In v.18, Jesus names Simon “Peter” (Greek for ‘stone’ or ‘rock’), pointing out his special role in the construction of the Church. Indeed, the latter is founded on the rock of faith, and belongs to Christ. The first person singular in “my Church” indicates that all its officials are only stewards for the sole owner, that is Christ. He promised that she would be eternal, for she is founded on faith.
In v.19, we see that Peter was entrusted with the “keys”, which made him responsible for the “house”, welcoming into the community of believers, those who are of God, and refusing those who are not worthy of it.
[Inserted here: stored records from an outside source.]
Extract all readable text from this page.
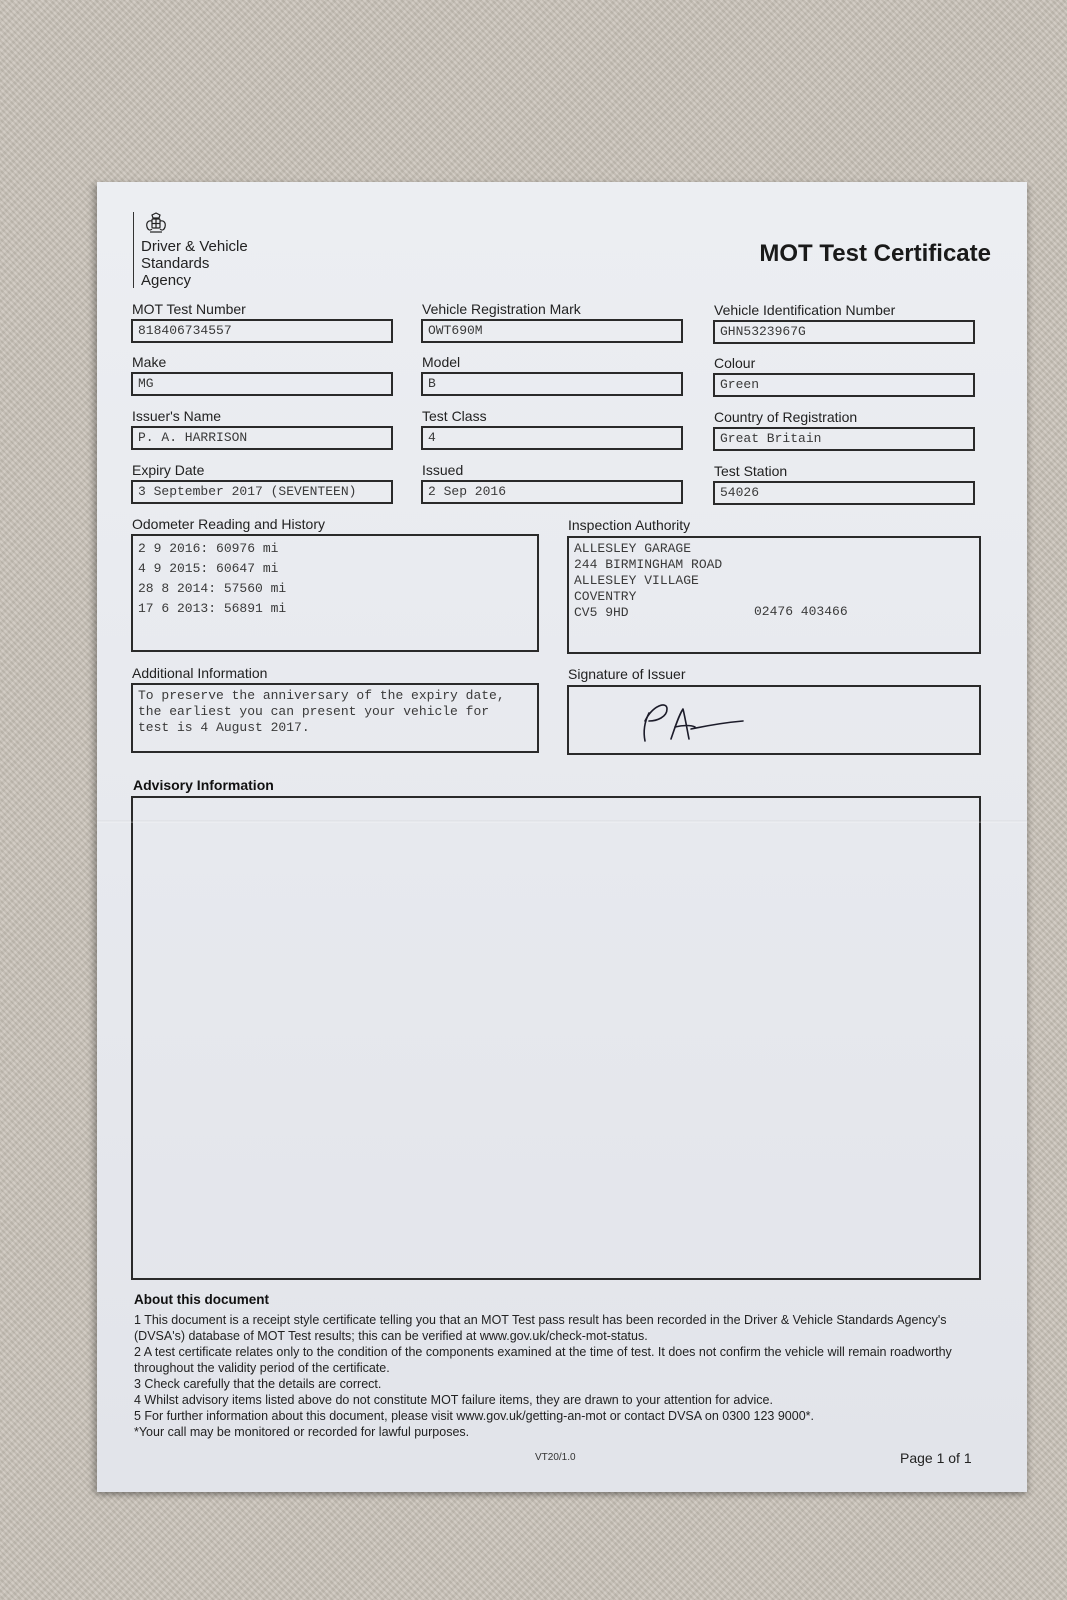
Driver & Vehicle
Standards
Agency
MOT Test Certificate
MOT Test Number
818406734557
Vehicle Registration Mark
OWT690M
Vehicle Identification Number
GHN5323967G
Make
MG
Model
B
Colour
Green
Issuer's Name
P. A. HARRISON
Test Class
4
Country of Registration
Great Britain
Expiry Date
3 September 2017 (SEVENTEEN)
Issued
2 Sep 2016
Test Station
54026
Odometer Reading and History
2 9 2016: 60976 mi
4 9 2015: 60647 mi
28 8 2014: 57560 mi
17 6 2013: 56891 mi
Inspection Authority
ALLESLEY GARAGE
244 BIRMINGHAM ROAD
ALLESLEY VILLAGE
COVENTRY
CV5 9HD	02476 403466
Additional Information
To preserve the anniversary of the expiry date,
the earliest you can present your vehicle for
test is 4 August 2017.
Signature of Issuer
Advisory Information
About this document
1 This document is a receipt style certificate telling you that an MOT Test pass result has been recorded in the Driver & Vehicle Standards Agency's (DVSA's) database of MOT Test results; this can be verified at www.gov.uk/check-mot-status.
2 A test certificate relates only to the condition of the components examined at the time of test. It does not confirm the vehicle will remain roadworthy throughout the validity period of the certificate.
3 Check carefully that the details are correct.
4 Whilst advisory items listed above do not constitute MOT failure items, they are drawn to your attention for advice.
5 For further information about this document, please visit www.gov.uk/getting-an-mot or contact DVSA on 0300 123 9000*.
*Your call may be monitored or recorded for lawful purposes.
VT20/1.0	Page 1 of 1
However, he has a duty not to be like the Pharisees, to whom Jesus addressed himself in these words: “Alas for you, scribes and Pharisees, you hypocrites! You who shut up the Kingdom of heaven in men’s faces, neither going in yourselves nor allowing others to go in who want to” (Mt 23:13). What is meant by “bind” and “loose”? These are two rabbinic expressions used by the legal scholars, in a dogmatic and legislative sense, in relation to what is permitted and what is forbidden.
2. 2- Summary and Practice
Jesus asks you today, dear catechumen, as he once asked his disciples: “Who am I to you?” Will your answer then be dictated by what you have learned in theology and catechism, or will it be based on your daily experience? The time has come to focus, in the first place, on your life as a Christian, on the personal experience you have with Christ, because this usually begins the journey of faith that will later be nourished by catechetical teaching.
Jesus promised that hell would not pass through the gates of the Church, built on the rock of faith. Two thousand years on, this is why the Church is still standing strong, despite many persecutions and wars. On the other hand, the promise of Jesus bears a vigorous warning for communities, families and people living apart from faith, in a life devoid of the spiritual depths sought by Jesus. This is something to be most feared, for collapse and extinction are on the horizon.